Christina Ashcroft

Personal information
- Full name: Christina Else Schulze-Ashcroft
- Nationality: Canadian
- Born: June 28, 1964 (age 62)

Sport
- Country: Canada
- Sport: Shooting

Medal record
Commonwealth Games
| Gold medal – first place | 1994 Victoria | 50m rifle, three positions - pairs |
| Gold medal – first place | 1998 Kuala Lumpur | 10m Air Rifle - Pairs |
| Gold medal – first place | 1998 Kuala Lumpur | 50m Rifle 3 Position - Pairs |
| Silver medal – second place | 1998 Kuala Lumpur | 50m Rifle Prone - Pairs |
| Bronze medal – third place | 1994 Victoria | 10m Air Rifle - Pairs |
| Bronze medal – third place | 1994 Victoria | 50m Rifle 3 Position - Individual |
| Bronze medal – third place | 1994 Victoria | 50m Rifle Prone - Pairs |
Pan American Games
| Silver medal – second place | 1991 Havana | 50 metre rifle, prone |
| Bronze medal – third place | 1999 Winnipeg | 50 metre rifle, three positions |

= Christina Ashcroft =

Canadian sport shooter (born 1964)

Christina Ashcroft (born 28 June 1964) is a Canadian sport shooter.

Ashcroft participated in the Summer Olympics in 1984, 1988 and 1992.

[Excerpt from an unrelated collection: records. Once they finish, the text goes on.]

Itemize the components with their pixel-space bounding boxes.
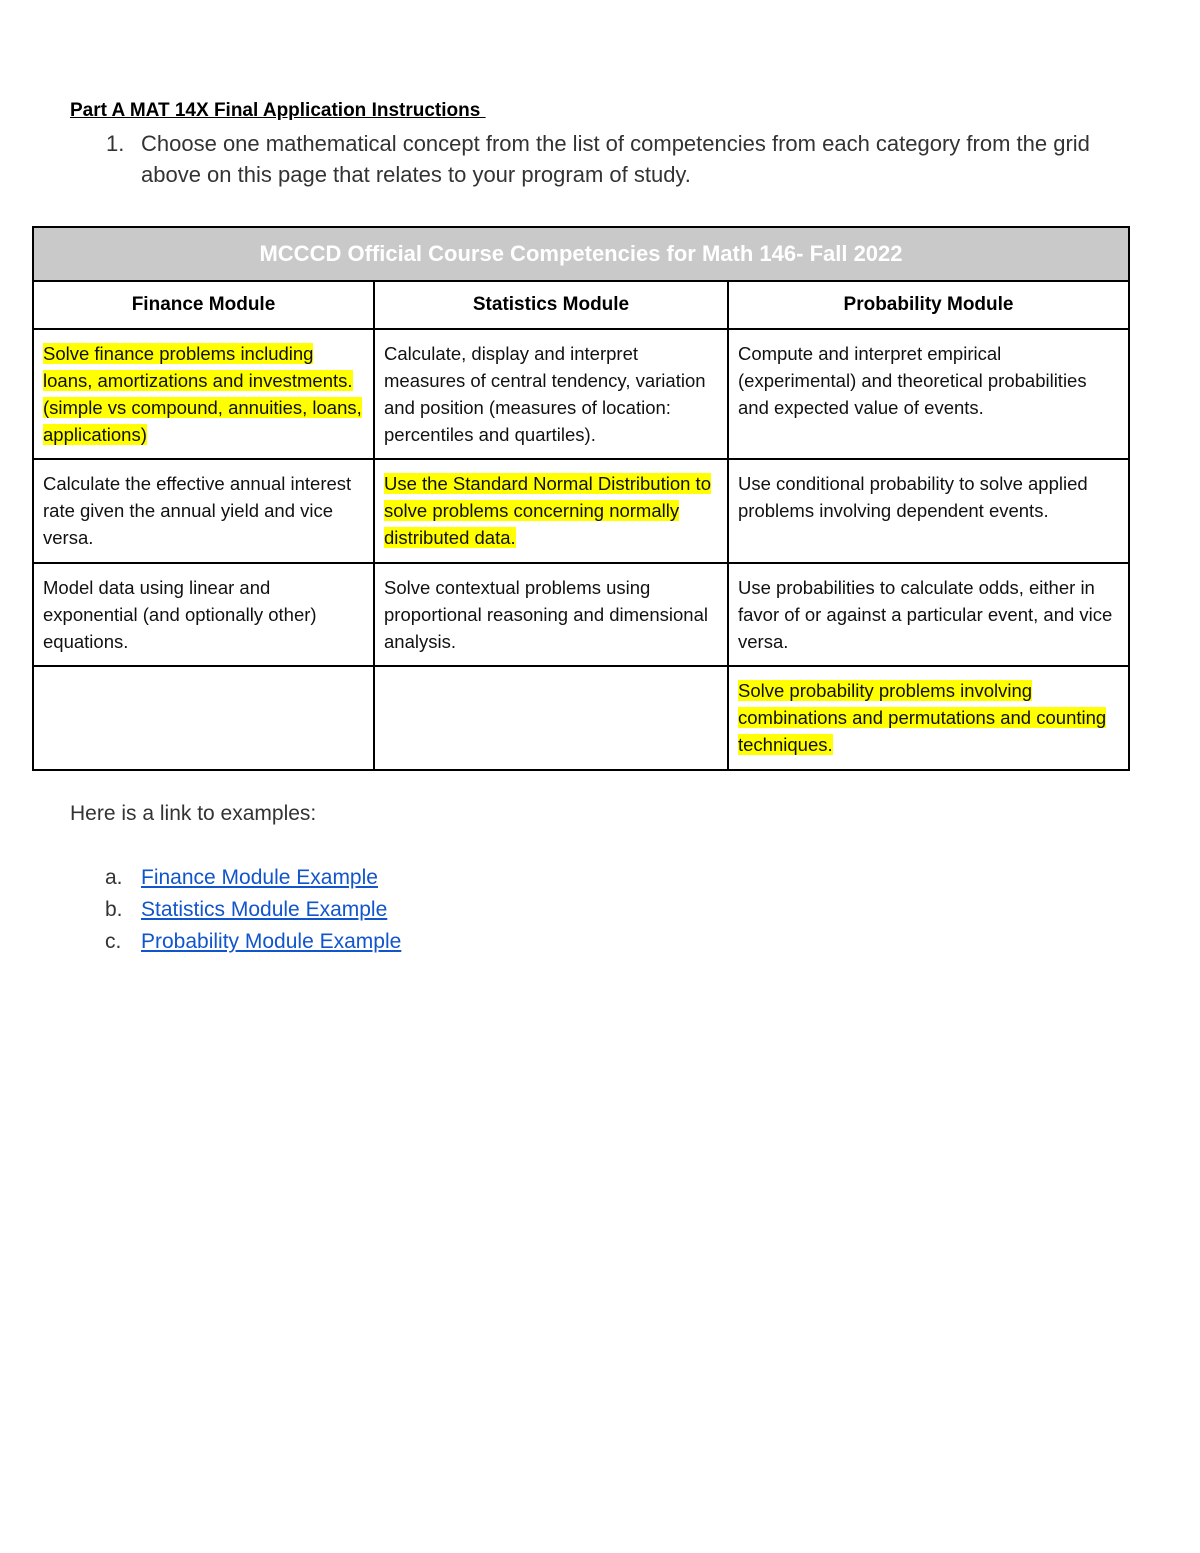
- list-item: [105, 862, 401, 894]
- table-title: MCCCD Official Course Competencies for Math 146- Fall 2022: [33, 227, 1129, 281]
- link-intro: Here is a link to examples:: [70, 802, 317, 825]
- cell-text: Compute and interpret empirical (experimental) and theoretical probabilities and expected value of events.: [738, 343, 1087, 418]
- table-row: [33, 329, 1129, 459]
- statistics-example-link[interactable]: Statistics Module Example: [141, 898, 388, 921]
- table-cell: [728, 459, 1129, 563]
- table-cell: [374, 329, 728, 459]
- example-links-list: [105, 862, 401, 958]
- table-cell: [374, 666, 728, 770]
- cell-text: Solve contextual problems using proportional reasoning and dimensional analysis.: [384, 577, 708, 652]
- table-cell: [728, 563, 1129, 666]
- cell-text: Model data using linear and exponential (and optionally other) equations.: [43, 577, 317, 652]
- instruction-number: 1.: [106, 131, 125, 156]
- cell-text: Use conditional probability to solve applied problems involving dependent events.: [738, 473, 1088, 521]
- table-cell: [374, 563, 728, 666]
- cell-text: Use probabilities to calculate odds, either in favor of or against a particular event, and vice versa.: [738, 577, 1113, 652]
- competencies-table: [32, 226, 1130, 771]
- column-header-probability: Probability Module: [728, 281, 1129, 329]
- list-marker: a.: [105, 866, 123, 889]
- cell-text: Calculate, display and interpret measures of central tendency, variation and position (measures of location: percentiles and quartiles).: [384, 343, 706, 445]
- probability-example-link[interactable]: Probability Module Example: [141, 930, 402, 953]
- table-row: [33, 666, 1129, 770]
- table-cell: [33, 666, 374, 770]
- list-marker: b.: [105, 898, 123, 921]
- list-item: [105, 926, 401, 958]
- table-cell: [33, 329, 374, 459]
- table-cell: [374, 459, 728, 563]
- list-marker: c.: [105, 930, 122, 953]
- table-row: [33, 459, 1129, 563]
- cell-text: Use the Standard Normal Distribution to solve problems concerning normally distributed data.: [384, 473, 711, 548]
- cell-text: Solve finance problems including loans, amortizations and investments. (simple vs compound, annuities, loans, applications): [43, 343, 362, 445]
- list-item: [105, 894, 401, 926]
- cell-text: Solve probability problems involving combinations and permutations and counting techniques.: [738, 680, 1107, 755]
- instruction-text: Choose one mathematical concept from the list of competencies from each category from the grid above on this page that relates to your program of study.: [141, 131, 1090, 187]
- table-cell: [728, 666, 1129, 770]
- table-cell: [33, 459, 374, 563]
- column-header-statistics: Statistics Module: [374, 281, 728, 329]
- instruction-item: [70, 128, 1130, 190]
- column-header-finance: Finance Module: [33, 281, 374, 329]
- page-heading: Part A MAT 14X Final Application Instructions: [70, 100, 486, 121]
- table-cell: [33, 563, 374, 666]
- cell-text: Calculate the effective annual interest rate given the annual yield and vice versa.: [43, 473, 352, 548]
- finance-example-link[interactable]: Finance Module Example: [141, 866, 378, 889]
- table-row: [33, 563, 1129, 666]
- table-cell: [728, 329, 1129, 459]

She participated at the 1994 Commonwealth Games winning a gold medal in the 50m rifle, three positions pairs event and bronze medals in the 10m Air Rifle pairs, 50m Rifle 3 Position individual and 50m Rifle Prone pairs events. Ashcroft also won two gold medals in the 10m Air Rifle pairs and 50m Rifle 3 Position pairs events and a silver medal in the 50m Rifle Prone pairs event at the 1998 Commonwealth Games.

She won a silver medal at the 1991 Pan American Games in the Small Bore 50 metre rifle prone event and a bronze at the 1999 Pan American Games in the 50 metre rifle, three positions event.